Wowww-eeee! I can buy that one extra cup of Starbucks this year! Of course, that will be more than swallowed by the annual increase in my electric bill.
And, as you might expect, the state decides who gets those RECs so they get to see who whores themselves out to them the best.
Secondly, the other rub - according to CRI’s John Toedtman - is that US Wind’s deal with Maryland “promised all the available RECs to Maryland utilities if the projects operate the planned 44% of the time. Unfortunately, our regional grid manager predicts offshore wind projects will only run 37% of the time.” In his assessment, “it is unlikely Delaware will receive any RECs.”
Of course, this could end up being negotiated with Maryland and they’ll relent, which isn’t out of the question with their pitiful excuse for a governor. But remember: we’re doing all this for $9 in your pocket when doing nothing might be more of a net benefit given the potential tourism and property value losses.
On the flip side, US Wind is paying a pretty penny for our piece of the beach: $350,000 a year annually, increasing by 3% a year. Over 20 years that equates to roughly $9.4 million, although if inflation reaches pre-Milei Argentina levels that would be a huge savings.
They are also using “over $200 million in upgrades to the transmission system on the Delmarva peninsula in connection with the Projects” as a negotiation on their side, upgrades to be as directed by our interconnection service PJM. Again, that’s basically a transfer of taxpayer funding and it’s nice, but in scale maybe not so much: our electric co-op of maybe 100,000 customers claims to have spent “tens of millions” over the last thirty years. In another example from the other main electricity supplier in Delaware, in requesting a recent rate increase, Delmarva Power said it “intends to spend $430 million on plant over the next three years. This represents an increase of 155% over Delmarva’s 2019 plant spending.” That’s a case of desiring more specifics regarding that benefit, because $200 million sounds a lot less enticing when annual spending by the state’s utilities approaches that figure. We also have no timeframe from US Wind for that additional transmission system spending.
Finally, and probably most importantly to those in Delaware’s growing bureaucracy, the state will get another $40 million from US Wind for a slush fund, which can be distributed in several various ways: dredging, workforce development (particularly in the offshore wind industry), money for youth indoctrination, and a Delaware State Parks Resiliency Fund. It’s a full-employment program for select bureaucrats.
And remember: the project is intended to supply Maryland with a portion of its electricity. They just happen to need Delaware for the infrastructure because there’s an existing electrical generation facility they’ve been wanting to do away with for awhile since it was a coal-powered plant, parts of which dated back to the 1950s.
Because US Wind is in for a penny for this project, Delaware does have the whip hand on this. Yet its misguided rush to pay more for “free” but unreliable energy ignores the needs of consumers who don’t want to pay an arm and a leg to keep their lights on.

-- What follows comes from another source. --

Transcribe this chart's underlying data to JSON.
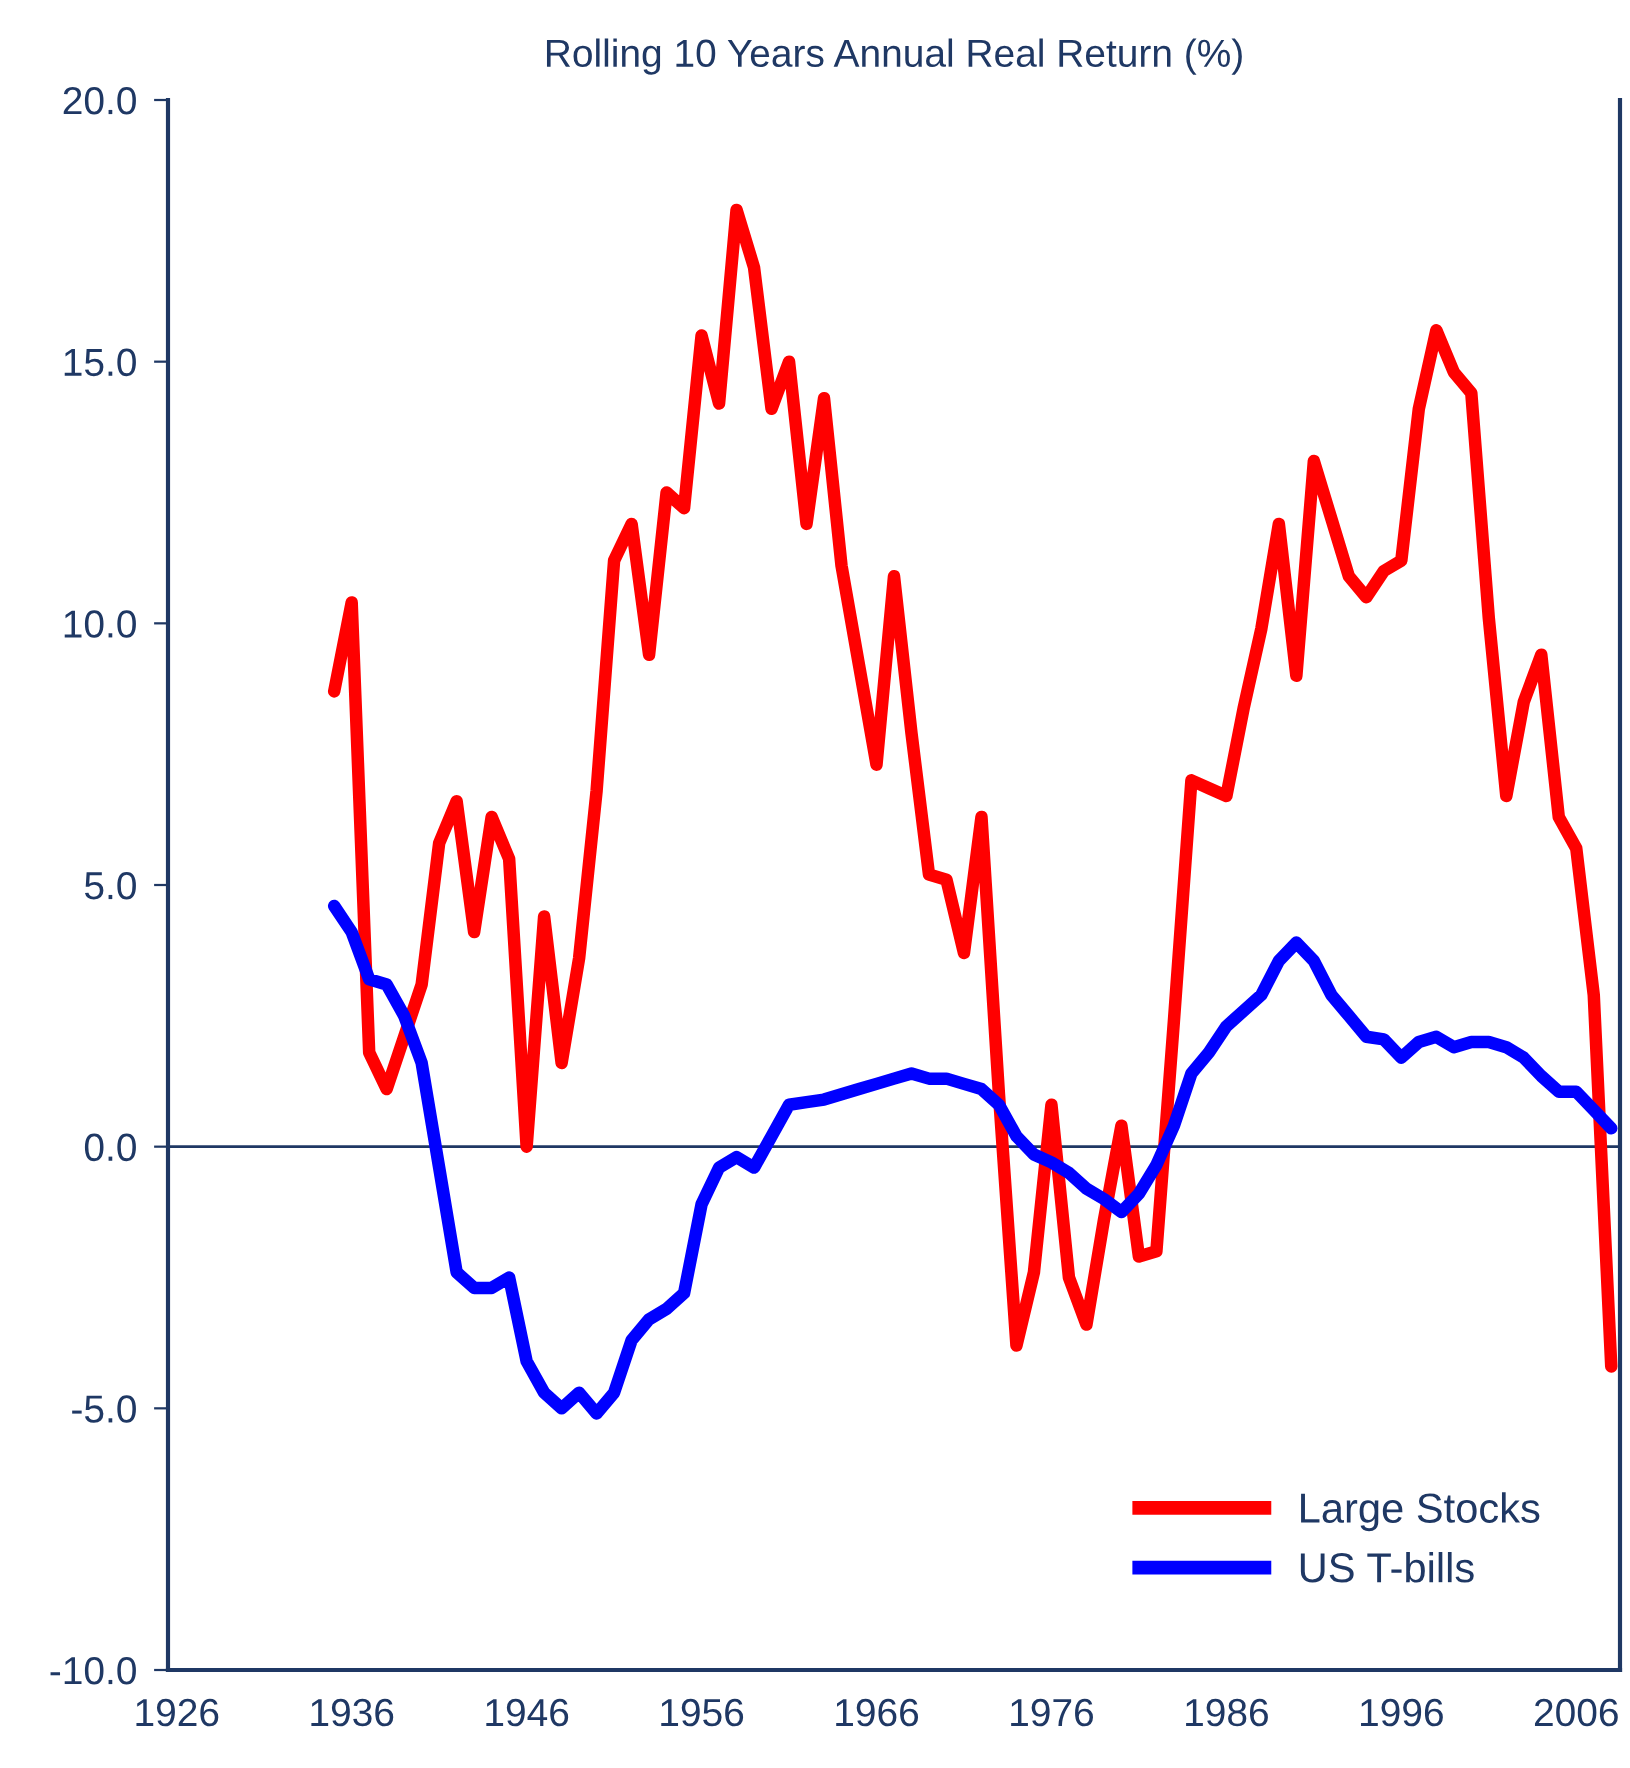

A better deal would be to cancel the entire US Wind project and look for ways to improve reliable methods of power generation so they’re less polluting, such as converting the Indian River facility to natural gas. Just because Maryland wants to play with this insanity doesn’t mean we have to be involved, too.
A century ago, rural Americans got away from power by windmill when a more reliable source came along. Do we have to relearn a hard lesson?